Don't get me wrong: I love self-help books. I own thousands, and have given away hundreds more. They - and the countless self-help CDs, DVDs, videos, pamphlets, workbooks, films, websites, and articles - contribute to my growth and development. They are useful tools. But that's what they are, tools. They do not constitute community. When was the last time a book returned your late-night phone call? Has a CD ever put its arm around your shoulder? Or a DVD answered your question? What article has asked you questions and then listened intently to your answer, showing excitement at your development or dawning awareness?
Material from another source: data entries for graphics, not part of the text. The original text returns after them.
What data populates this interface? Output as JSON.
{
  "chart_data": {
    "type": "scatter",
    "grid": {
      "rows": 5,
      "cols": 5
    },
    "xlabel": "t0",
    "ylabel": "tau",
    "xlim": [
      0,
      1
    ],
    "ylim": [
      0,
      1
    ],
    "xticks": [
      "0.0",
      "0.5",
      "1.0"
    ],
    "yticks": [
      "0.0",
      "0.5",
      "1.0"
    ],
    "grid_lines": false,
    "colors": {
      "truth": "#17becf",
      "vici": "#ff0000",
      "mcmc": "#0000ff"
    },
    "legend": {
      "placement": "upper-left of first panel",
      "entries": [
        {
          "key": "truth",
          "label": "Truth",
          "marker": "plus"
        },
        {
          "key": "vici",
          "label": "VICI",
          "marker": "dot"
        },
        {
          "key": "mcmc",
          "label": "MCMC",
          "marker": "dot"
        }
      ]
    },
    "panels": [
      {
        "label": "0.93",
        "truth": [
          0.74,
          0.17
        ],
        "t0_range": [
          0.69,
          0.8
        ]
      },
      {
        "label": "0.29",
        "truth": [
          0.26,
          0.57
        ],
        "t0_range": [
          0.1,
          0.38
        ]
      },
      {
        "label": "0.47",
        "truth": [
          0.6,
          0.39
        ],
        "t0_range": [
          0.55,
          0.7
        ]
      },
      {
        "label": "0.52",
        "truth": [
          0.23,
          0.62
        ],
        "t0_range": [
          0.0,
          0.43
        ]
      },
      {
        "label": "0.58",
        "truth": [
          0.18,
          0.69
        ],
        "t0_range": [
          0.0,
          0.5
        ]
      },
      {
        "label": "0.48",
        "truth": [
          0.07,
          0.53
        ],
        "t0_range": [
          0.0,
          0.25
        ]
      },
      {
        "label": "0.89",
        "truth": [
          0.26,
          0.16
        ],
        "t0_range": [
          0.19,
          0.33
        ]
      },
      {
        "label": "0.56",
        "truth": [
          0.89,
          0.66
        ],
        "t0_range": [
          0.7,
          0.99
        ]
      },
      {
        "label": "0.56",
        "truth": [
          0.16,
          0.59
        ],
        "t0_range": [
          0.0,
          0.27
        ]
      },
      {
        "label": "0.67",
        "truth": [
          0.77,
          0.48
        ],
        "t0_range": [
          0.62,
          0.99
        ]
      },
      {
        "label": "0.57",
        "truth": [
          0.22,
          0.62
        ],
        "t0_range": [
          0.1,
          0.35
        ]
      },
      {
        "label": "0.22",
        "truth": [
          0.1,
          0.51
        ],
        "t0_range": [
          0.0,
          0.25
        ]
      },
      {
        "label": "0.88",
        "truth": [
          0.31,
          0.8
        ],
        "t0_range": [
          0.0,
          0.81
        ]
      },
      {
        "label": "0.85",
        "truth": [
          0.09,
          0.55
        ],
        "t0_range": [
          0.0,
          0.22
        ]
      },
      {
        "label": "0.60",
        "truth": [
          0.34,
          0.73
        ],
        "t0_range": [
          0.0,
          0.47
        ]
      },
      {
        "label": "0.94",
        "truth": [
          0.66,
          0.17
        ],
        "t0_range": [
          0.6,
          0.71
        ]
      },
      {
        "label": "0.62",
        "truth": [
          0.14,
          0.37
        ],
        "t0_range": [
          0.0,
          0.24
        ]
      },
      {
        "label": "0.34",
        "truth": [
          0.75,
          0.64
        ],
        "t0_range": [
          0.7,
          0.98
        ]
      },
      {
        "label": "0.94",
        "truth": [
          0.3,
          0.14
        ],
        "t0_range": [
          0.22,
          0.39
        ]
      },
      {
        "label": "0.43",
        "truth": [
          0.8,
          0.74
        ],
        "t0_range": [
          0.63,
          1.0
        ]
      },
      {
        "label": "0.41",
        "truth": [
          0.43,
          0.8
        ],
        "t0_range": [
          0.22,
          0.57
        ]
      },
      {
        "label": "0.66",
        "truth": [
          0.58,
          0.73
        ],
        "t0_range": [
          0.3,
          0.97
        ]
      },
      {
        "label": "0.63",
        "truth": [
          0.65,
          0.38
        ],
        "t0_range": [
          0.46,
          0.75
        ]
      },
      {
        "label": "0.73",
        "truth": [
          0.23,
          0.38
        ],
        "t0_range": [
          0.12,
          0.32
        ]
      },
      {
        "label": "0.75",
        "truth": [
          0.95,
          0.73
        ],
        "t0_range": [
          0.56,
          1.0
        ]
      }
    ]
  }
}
Without a community, I would stagnate and die. Self-help tools are not enough. I don't know what else to call them, but would love to figure out how to talk about them as the stepping-off point toward a community of people who also use these tools. There are many communities arising on the Internet now, the Web 2.0 phenomenon. People do gravitate together around common needs and interests. We humans are social creatures who crave community, but don't always know how to build it or participate in it, and often are afraid to risk exposing ourselves. It's so much easier to buy a book and into the illusion that "I can heal myself with these self-help materials." I wish that "self-help" didn't imply that we don't need community in order to grow.